俺の姿を見て、よかったって二人は安心したような表情になって。




………俺、たくさんの奴らに心配かけてたんだな。




そして、かなも。




「全く、心配かけすぎ!」




と、やっぱり安心したような表情になって言う。




それからの俺は、何もかも頑張った。




勉強も、部活も。




たまに夕美のことを思い出して気分が落ちることもある。




だけど、そんな時には必ず傍で支えてくれる奴らが居て。




「ありがとな」




支えてもらう度に、口にする。




今言っとかないと、明日は言えないかもしれない。




当たり前な日常は、決して当たり前なんかじゃないんだ。




生きたくても、出来ない人がいる。




そんな人達のためにも、俺たちは毎日を一生懸命生きていかないといけないんだ。




決められた人生が終わるまで────。



Dear:大切な君へ。




久しぶり。




元気にしてるか?




俺は元気だよ。




君の死をちゃんと受け止めて立ち直るまでには、少しだけ時間がかかったけど、もう大丈夫。




ちゃんと立ち直れました。




ちゃんと何もかもを一生懸命頑張りました。




勉強も頑張って、三年生になる頃は学年で三番に入るくらい頑張りました。




部活も一生懸命頑張りました。




インハイ予選では、ベスト4に入ることはできたけど、優勝は無理でした。




受験は、希望の大学に受かることが出来て、そこでもまた勉強を頑張ったよ。




成績優秀賞って賞ももらいました。




すごいだろ?



そして俺は、この春無事大学を卒業して就職も決まりました。




たぶん、これからたくさんの辛いことがあるだろうけど、最後まで諦めずに頑張ります。




さて、ここからが本題です。




俺は、君に謝らないといけないことがあります。




君が必死で病気と戦ってるとき、俺は約束を破ってしまいました。




苦しんでいる君を見て、




もういい。もう頑張らなくていいよ。




そう、思ってしまったことがあります。




もう、君がこんなに辛い思いをするなら。




こんなに辛そうに生きるなら、もう頑張らなくていい。




そう思ってしまいました。




君と、最初に約束したのにね。



辛い君より先に、俺が先に応援することを諦めてしまいました。




辛そうにする君を見るのは、すごく辛かった。




もういっそのこと・・・・・死んでしまった方が楽になるんじゃないかって。




そんなの、俺が逃げていただけなのにね。




もしかしたら、あの時俺がそんなこと考えてなければ、君は少しでも長く生きることはできたのかなって、ふと考える時があります。




もしかしたら、病気が治っていたのかなって…………。




でも、そんなことを考え出すとどうしようもないので、今日でそんなことは考えないようにします。




考えたって、君は戻ってこないから。




君は手紙で、素敵な人がきっと現れるって言ってくれました。




それは、君にも同じだと思います。




そっちで、素敵な人が見つかったら、ずっと俺の事ばかり見守ってないで幸せになってください。

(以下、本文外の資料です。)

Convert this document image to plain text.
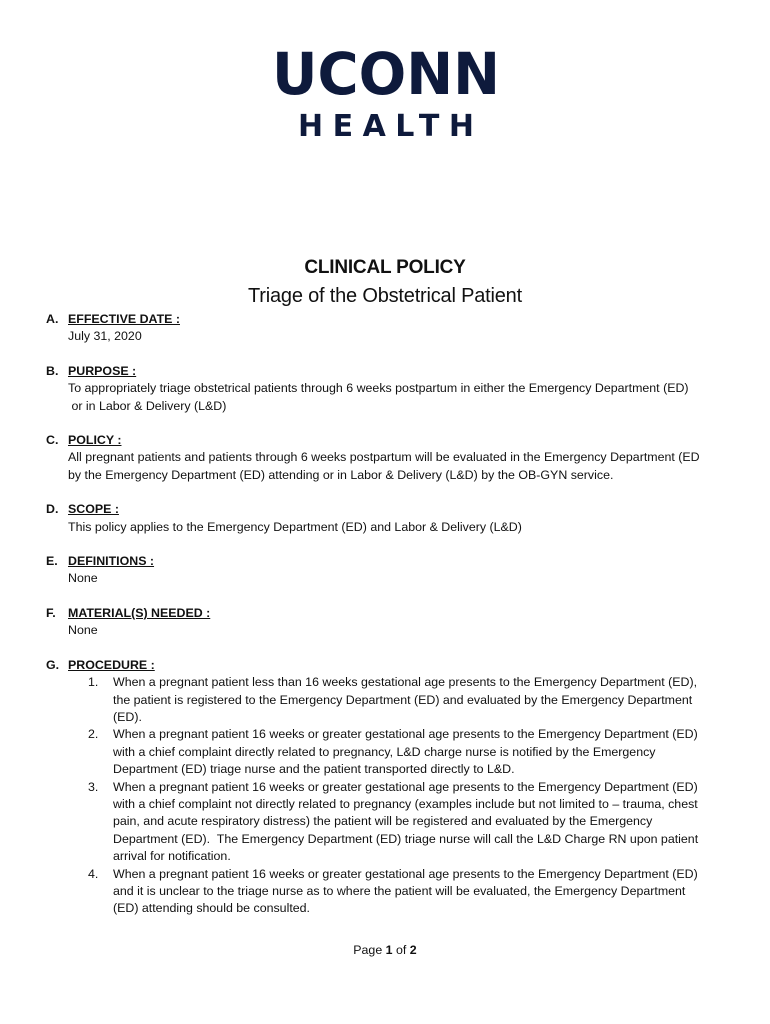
UCONN
HEALTH
CLINICAL POLICY
Triage of the Obstetrical Patient
A. EFFECTIVE DATE :
July 31, 2020
B. PURPOSE :
To appropriately triage obstetrical patients through 6 weeks postpartum in either the Emergency Department (ED)
or in Labor & Delivery (L&D)
C. POLICY :
All pregnant patients and patients through 6 weeks postpartum will be evaluated in the Emergency Department (ED
by the Emergency Department (ED) attending or in Labor & Delivery (L&D) by the OB-GYN service.
D. SCOPE :
This policy applies to the Emergency Department (ED) and Labor & Delivery (L&D)
E. DEFINITIONS :
None
F. MATERIAL(S) NEEDED :
None
G. PROCEDURE :
1. When a pregnant patient less than 16 weeks gestational age presents to the Emergency Department (ED),
the patient is registered to the Emergency Department (ED) and evaluated by the Emergency Department
(ED).
2. When a pregnant patient 16 weeks or greater gestational age presents to the Emergency Department (ED)
with a chief complaint directly related to pregnancy, L&D charge nurse is notified by the Emergency
Department (ED) triage nurse and the patient transported directly to L&D.
3. When a pregnant patient 16 weeks or greater gestational age presents to the Emergency Department (ED)
with a chief complaint not directly related to pregnancy (examples include but not limited to – trauma, chest
pain, and acute respiratory distress) the patient will be registered and evaluated by the Emergency
Department (ED).  The Emergency Department (ED) triage nurse will call the L&D Charge RN upon patient
arrival for notification.
4. When a pregnant patient 16 weeks or greater gestational age presents to the Emergency Department (ED)
and it is unclear to the triage nurse as to where the patient will be evaluated, the Emergency Department
(ED) attending should be consulted.
Page 1 of 2
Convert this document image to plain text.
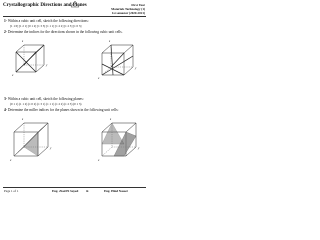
Crystallographic Directions and Planes	First Year
Materials Technology (1)
1st semester (2020-2021)
1- Within a cubic unit cell, sketch the following directions:
[1 1 0] [1 2 1] [0 1 2] [1 3 3] [1 1 1] [1 2 2] [1 2 3] [1 0 3]
2- Determine the indices for the directions shown in the following cubic unit cells.
x
y
z
x
y
z
3- Within a cubic unit cell, sketch the following planes:
(0 1 1) (1 1 2) (1 0 2) (1 3 1) (1 1 1) (1 2 2) (1 2 3) (0 1 3)
4- Determine the miller indices for the planes shown in the following unit cells:
x
y
z
x
y
z
Page 1 of 1	Eng. Ziad El Sayed &	Eng. Hind Nasser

もし、俺よりも素敵な人が現れなかったら────.....



「こらー、夕奈。走ると危ないわよー」




「マーマー、パーパー。早く早く!」




俺は今、夕美の墓参りに来ている。




─────かなと、そして娘と。




俺のことをずっと傍で支えてくれてたかなと、大学を卒業するとき付き合い始めた。




そして、一昨年の三月に結婚。




去年の一月に、娘が生まれた。




「夕奈、おいで」




そう声をかけると、嬉しそうに戻ってきて俺とかなの間に入り、手をつなぐ。




するとその時、




「あっ、」




そう言って、夕奈が再び走り出す。




「あ、ちょっとゆう、」




「お姉ちゃん!」




夕奈が、一つの墓を指さして言う。




その墓は、夕美の墓で。




「あのね、ずーっと見守ってるよって言ってる!」




「っ………」











──────もし、俺よりも素敵な人が現れなかったら、俺らのことをずっと見守っていてください。




みなさんこんにちわ。




陽友です。




今回は初めてのブルーレーベル、しかも男性目線ということでかなり苦戦しました。




また、NKSTに応募していたのに今朝(9月22日)に慌てて完結したので、中身はまだ心残りな部分があります。




なのでとりあえず完結はしますが、これから少しずつ加筆修正をしていきたいと思います。




この作品の中身のほとんどはフィクションですが、極一部がノンフィクションとなっています。




そのため、この作品は最高の形で残したいと思っています。